Robert-Bosch-Zimmer mit verdunkeltem Blick auf die Liederhalle

Das, was ihr aus dem Fenster nicht erkennen könnt, ist die Stuttgarter Liederhalle :)

Es klingklangklung in vergangenen Beiträgen ja schon hier und da an: das A&O hat eine literaturwissenschaftliche Vergangenheit. Universitärer Art. Deren Abschluss ist nun schon unglaubliche fünf Jahre her! Habe mich danach noch eine Weile mit einem selbst geleiteten Literaturkreis zu Englischer Frauenliteratur über dem interpretierlustigen Wortwasser gehalten (Verlinkung funktioniert noch, auch wenn’s dann etwas zerschossen aussieht ;) ). Dann kam eine Weile Verlagsarbeit mit gaaaaanz viel Teenie-zielgerichteten Fantasybüchern, gefolgt vom Komplett-Switch nach Stuttgart.

Da war ich nun, vor der virtuellen Haustür zwar viele Blogs lesefroher (nicht -wütiger) Menschen, aber einem leeren Ort an der Stelle, den zuvor die schönen (!) Uniseminare füllten. Dort, wo man Bücher nicht nur las und fühlte, sondern auch auseinander nahm:

  • Lesebrillen aufzog, die z. B. gewisse Lesarten scharfstellten,
  • Symbole sammelte, um aus ihnen eine Bedeutungsdecke zu weben und
  • dem Klang und der Wirkung von Worten ausrollende Aufmerksamkeit schenkte.

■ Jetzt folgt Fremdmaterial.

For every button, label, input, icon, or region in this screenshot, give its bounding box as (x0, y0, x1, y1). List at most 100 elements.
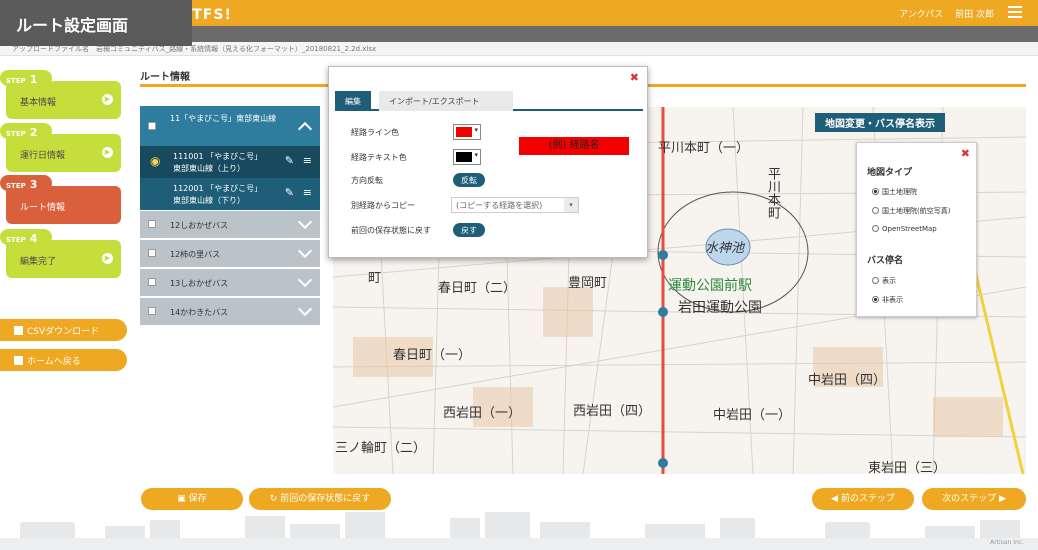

Ihr glaubt gar nicht, was man dann von zwischen den Zeilen zu Tage fördert. Es steht die ganze Zeit da, aber nur mit der besonderen Lesezeit, und indem man in einer Gruppe ein Satzsuchtrupp-Erlebnis teilt, wird es sichtbar, erlebbar. Puh, was sich nun wie ein Manifest zur Literaturanalyse dahertrabt will euch eigentlich nur eines sagen: Dieses Leseerlebnis hat mir gefehlt. Und gerade, als ich dachte, es gäbe “nur” Lesekreise, in denen man “nur” den Inhalt und Empfindungen bespricht (keineswegs abwertend gemeint. Nur eben nicht mein Platz), da habe ich ihn doch gefunden: den richtigen Ort. (Übrigens durch einen Tipp der Schiller Buchhandlung! Many thanx! :)) Das ist der Literarische Salon von Elisabeth Weller, der semesterweise im Literaturhaus Stuttgart stattfindet.

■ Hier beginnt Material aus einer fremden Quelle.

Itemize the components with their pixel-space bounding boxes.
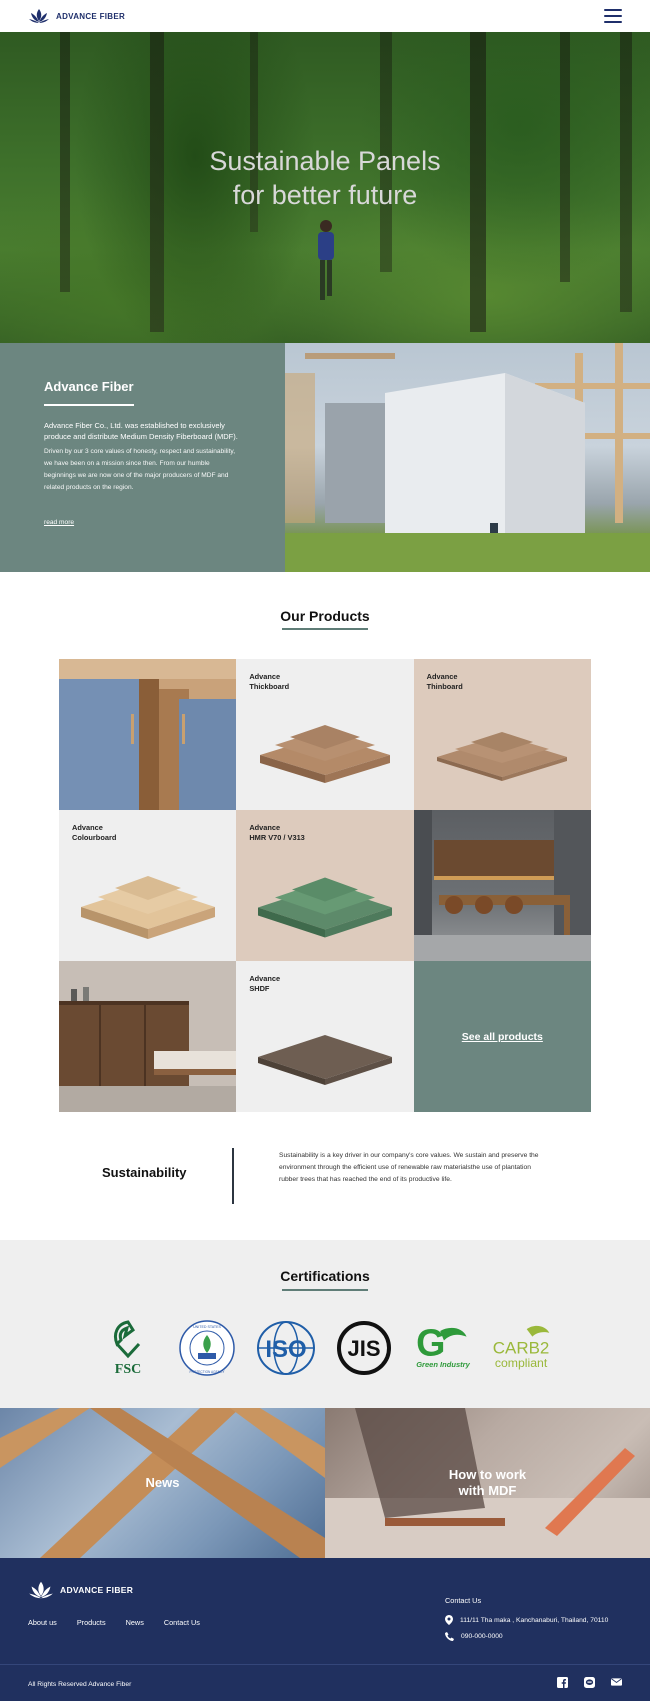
- product-image-kitchen: [413, 810, 591, 961]
- fsc-logo: FSC: [95, 1318, 161, 1378]
- about-title-underline: [44, 404, 134, 406]
- hero-title-line1: Sustainable Panels: [209, 146, 441, 176]
- footer-link-about[interactable]: About us: [28, 1618, 57, 1627]
- green-industry-logo: G Green Industry: [410, 1318, 476, 1378]
- lotus-logo-icon: [29, 9, 49, 23]
- factory-image: [285, 343, 650, 572]
- footer-link-products[interactable]: Products: [77, 1618, 106, 1627]
- thinboard-illustration: [437, 731, 568, 781]
- news-tile-label: News: [145, 1475, 180, 1490]
- sustainability-text: Sustainability is a key driver in our co…: [279, 1152, 539, 1183]
- feature-tiles: News How to work with MDF: [0, 1408, 650, 1558]
- footer-copyright: All Rights Reserved Advance Fiber: [28, 1681, 132, 1688]
- hero-title-line2: for better future: [232, 180, 418, 210]
- footer-social-links: [557, 1677, 622, 1688]
- brand-logo[interactable]: ADVANCE FIBER: [28, 8, 125, 24]
- colourboard-illustration: [80, 875, 215, 939]
- sustainability-title: Sustainability: [102, 1165, 187, 1180]
- footer-lotus-logo-icon: [29, 1581, 53, 1599]
- how-to-work-tile-label: How to work with MDF: [448, 1467, 527, 1498]
- products-grid: Advance Thickboard Advance Thinboard Adv…: [59, 659, 591, 1112]
- svg-text:G: G: [416, 1322, 445, 1364]
- footer-brand[interactable]: ADVANCE FIBER: [28, 1580, 133, 1600]
- product-image-living-room: [59, 961, 237, 1112]
- hiker-figure: [318, 220, 334, 300]
- sustainability-divider: [232, 1148, 234, 1204]
- product-card-thickboard[interactable]: Advance Thickboard: [236, 659, 414, 810]
- product-label-colourboard: Advance Colourboard: [72, 823, 117, 842]
- about-section: Advance Fiber Advance Fiber Co., Ltd. wa…: [0, 343, 650, 572]
- certifications-title: Certifications: [280, 1268, 370, 1284]
- hmr-board-illustration: [257, 877, 392, 938]
- jis-logo: JIS: [331, 1318, 397, 1378]
- product-card-shdf[interactable]: Advance SHDF: [236, 961, 414, 1112]
- how-to-work-tile[interactable]: How to work with MDF: [325, 1408, 650, 1558]
- compliant-text: compliant: [495, 1356, 548, 1370]
- line-icon[interactable]: [584, 1677, 595, 1688]
- phone-icon: [445, 1632, 454, 1641]
- product-label-thickboard: Advance Thickboard: [249, 672, 290, 691]
- email-icon[interactable]: [611, 1677, 622, 1688]
- footer-phone-row: 090-000-0000: [445, 1632, 608, 1641]
- svg-text:PROTECTION AGENCY: PROTECTION AGENCY: [189, 1370, 225, 1374]
- location-pin-icon: [445, 1615, 453, 1625]
- jis-text: JIS: [348, 1336, 381, 1361]
- read-more-link[interactable]: read more: [44, 519, 74, 526]
- products-title-underline: [282, 628, 368, 630]
- certification-logos: FSC UNITED STATES PROTECTION AGENCY ISO: [95, 1318, 555, 1378]
- carb2-text: CARB2: [493, 1339, 550, 1358]
- site-header: ADVANCE FIBER: [0, 0, 650, 32]
- hero-title: Sustainable Panels for better future: [0, 144, 650, 212]
- footer-link-contact[interactable]: Contact Us: [164, 1618, 200, 1627]
- footer-contact: Contact Us 111/11 Tha maka , Kanchanabur…: [445, 1596, 608, 1648]
- brand-name: ADVANCE FIBER: [56, 11, 126, 21]
- hero-banner: Sustainable Panels for better future: [0, 32, 650, 343]
- news-tile[interactable]: News: [0, 1408, 325, 1558]
- product-image-cabinet: [59, 659, 237, 810]
- certifications-title-underline: [282, 1289, 368, 1291]
- product-card-colourboard[interactable]: Advance Colourboard: [59, 810, 237, 961]
- thickboard-illustration: [259, 724, 390, 783]
- facebook-icon[interactable]: [557, 1677, 568, 1688]
- footer-brand-name: ADVANCE FIBER: [60, 1585, 134, 1595]
- epa-logo: UNITED STATES PROTECTION AGENCY: [174, 1318, 240, 1378]
- about-body-text: Driven by our 3 core values of honesty, …: [44, 448, 236, 491]
- green-industry-text: Green Industry: [416, 1360, 470, 1369]
- about-lead-text: Advance Fiber Co., Ltd. was established …: [44, 421, 238, 441]
- footer-divider: [0, 1664, 650, 1665]
- shdf-board-illustration: [257, 1034, 392, 1085]
- about-title: Advance Fiber: [44, 379, 134, 394]
- see-all-products-card[interactable]: See all products: [413, 961, 591, 1112]
- see-all-products-link[interactable]: See all products: [462, 1031, 543, 1043]
- footer-address-row: 111/11 Tha maka , Kanchanaburi, Thailand…: [445, 1615, 608, 1625]
- product-label-shdf: Advance SHDF: [249, 974, 281, 993]
- carb2-logo: CARB2 compliant: [489, 1318, 555, 1378]
- product-card-thinboard[interactable]: Advance Thinboard: [413, 659, 591, 810]
- product-card-hmr[interactable]: Advance HMR V70 / V313: [236, 810, 414, 961]
- footer-link-news[interactable]: News: [126, 1618, 144, 1627]
- footer-contact-title: Contact Us: [445, 1596, 482, 1605]
- fsc-text: FSC: [115, 1362, 141, 1377]
- iso-logo: ISO: [253, 1318, 319, 1378]
- hamburger-menu-icon[interactable]: [604, 9, 622, 23]
- about-panel: Advance Fiber Advance Fiber Co., Ltd. wa…: [0, 343, 285, 572]
- iso-text: ISO: [265, 1336, 306, 1363]
- footer-nav: About us Products News Contact Us: [28, 1618, 200, 1627]
- product-label-hmr: Advance HMR V70 / V313: [249, 823, 305, 842]
- certifications-section: Certifications FSC UNITED STATES PROTECT…: [0, 1240, 650, 1408]
- footer-phone[interactable]: 090-000-0000: [461, 1633, 503, 1640]
- product-label-thinboard: Advance Thinboard: [426, 672, 463, 691]
- footer-address: 111/11 Tha maka , Kanchanaburi, Thailand…: [460, 1616, 609, 1624]
- site-footer: ADVANCE FIBER About us Products News Con…: [0, 1558, 650, 1701]
- svg-text:UNITED STATES: UNITED STATES: [193, 1325, 221, 1329]
- products-title: Our Products: [280, 608, 370, 624]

Zum Beginn des aktuellen Semesters habe ich Elisabeth Weller 5 Sitzsatz-Fragen gestellt. Elisabeth leitet die Salons. Lese(an)leitung mit Literaturliebe. Lesepower über und zwischen den Zeilen. Das sind ihre Antworten. Tausend Dank dafür :)

5 Sitzsatz-Fragen an Elisabeth Weller

Was ist deine Philosophie beim Interpretieren von Literatur? Und wie bringst du die in deinen Kursen unter?

Lesen Sie gründlich, liebkosen Sie die Details von Vladimir Nabokov ist mein Leitspruch. Das lohnt sich naturgemäß nur bei wertvollen Texten, die ich aus dem Dschungel der Novitäten und dem Labyrinth der Klassiker aufspüre – mit Feinschmeckereifer. Gründlich meint das genaue Gegenteil von Zerstreuung suchendem, Finale-versessenem Lesen. Da hilft das am schönen Wort und Klang klebende vor-Lesen, das quasi ein Nahsinn-Qualifizierungprogramm ist.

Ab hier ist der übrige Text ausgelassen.